Peter Pezzimenti went to the School of Visual Arts and studied under Jack Whitten, Mary Heilman and Luccio Pozzi. His work was shown at Monya Rowe gallery in New York
David Reardon has been drawing and painting his whole life. Almost strictly drawing in black and white charcoal until recently, color and paint are a somewhat new and exciting frontier. The idea of taking a part of himself, putting it out there and seeing if it sticks, continuously inspires David. Prior to creating the image, David comes up with a preliminary idea or feeling wants to communicate. Reardon's work is eclectic, in his words "even disjointed," but the source of his work is simple; joy and pain.
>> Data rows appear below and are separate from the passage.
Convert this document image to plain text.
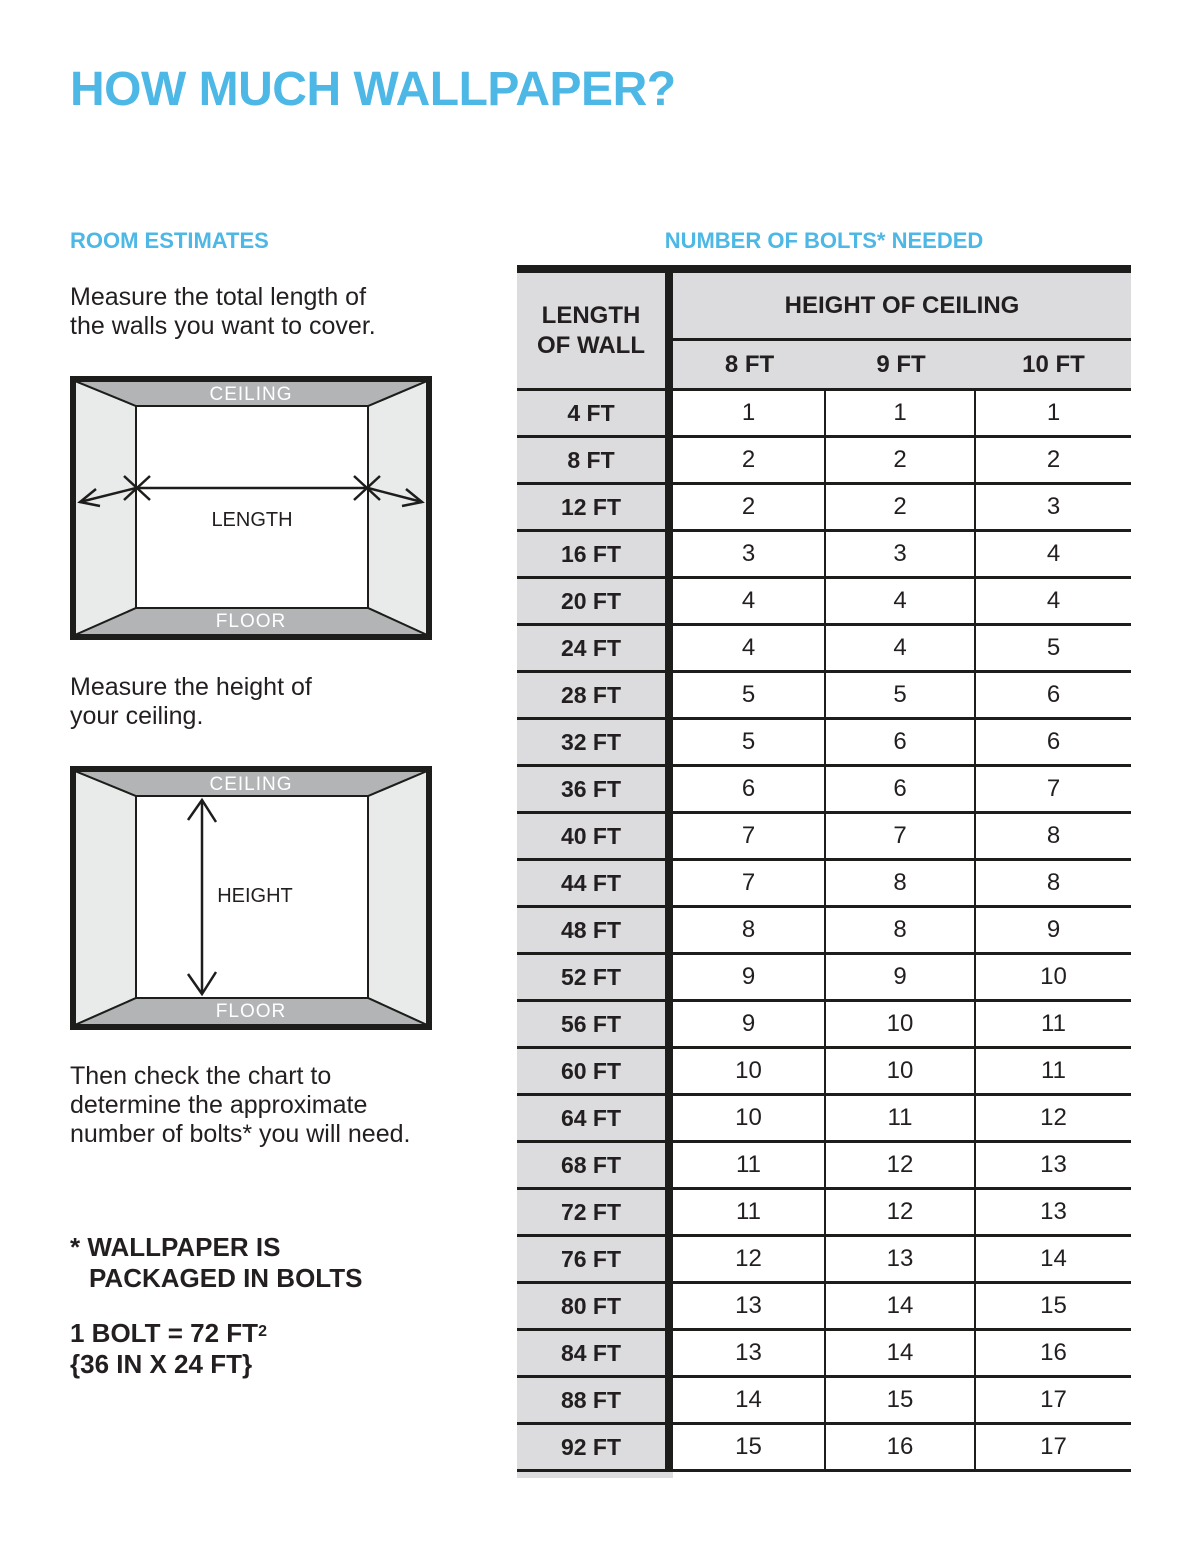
HOW MUCH WALLPAPER?
ROOM ESTIMATES	NUMBER OF BOLTS* NEEDED
Measure the total length of
the walls you want to cover.
CEILING
FLOOR
LENGTH
Measure the height of
your ceiling.
CEILING
FLOOR
HEIGHT
Then check the chart to
determine the approximate
number of bolts* you will need.
* WALLPAPER IS
PACKAGED IN BOLTS
1 BOLT = 72 $FT^2$
{36 IN X 24 FT}
LENGTH
OF WALL
HEIGHT OF CEILING
8 FT	9 FT	10 FT
4 FT	1	1	1
8 FT	2	2	2
12 FT	2	2	3
16 FT	3	3	4
20 FT	4	4	4
24 FT	4	4	5
28 FT	5	5	6
32 FT	5	6	6
36 FT	6	6	7
40 FT	7	7	8
44 FT	7	8	8
48 FT	8	8	9
52 FT	9	9	10
56 FT	9	10	11
60 FT	10	10	11
64 FT	10	11	12
68 FT	11	12	13
72 FT	11	12	13
76 FT	12	13	14
80 FT	13	14	15
84 FT	13	14	16
88 FT	14	15	17
92 FT	15	16	17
If there is a conceptual thread that links Harvey Weiss's works together it's his impulse to blur boundaries in order to connect disparate realms. His current practice involves photo based work he either collects or shoots digitally, which he marries to other mediums. Improvised methods of painting, drawing, and collage are added in ways to amend images which engage him. Figurative and abstract elements often overlap or merge while conveying themes that have included memory, transcendence, loss, and connection. At the core of his practice he yields to a vague sense of informing how and where to direct the work. This process often leads him to challenge an image's status quo. Weiss' works have been exhibited in the U.S., Canada, and Europe. His publications include "head trip," and "This is Where We are Spending the Afternoon," (available at Blurb.com.) He holds an MFA from the School of the Art Institute of Chicago. Born in New York City, he grew up in Miami, Florida, and currently lives in the Hudson Valley.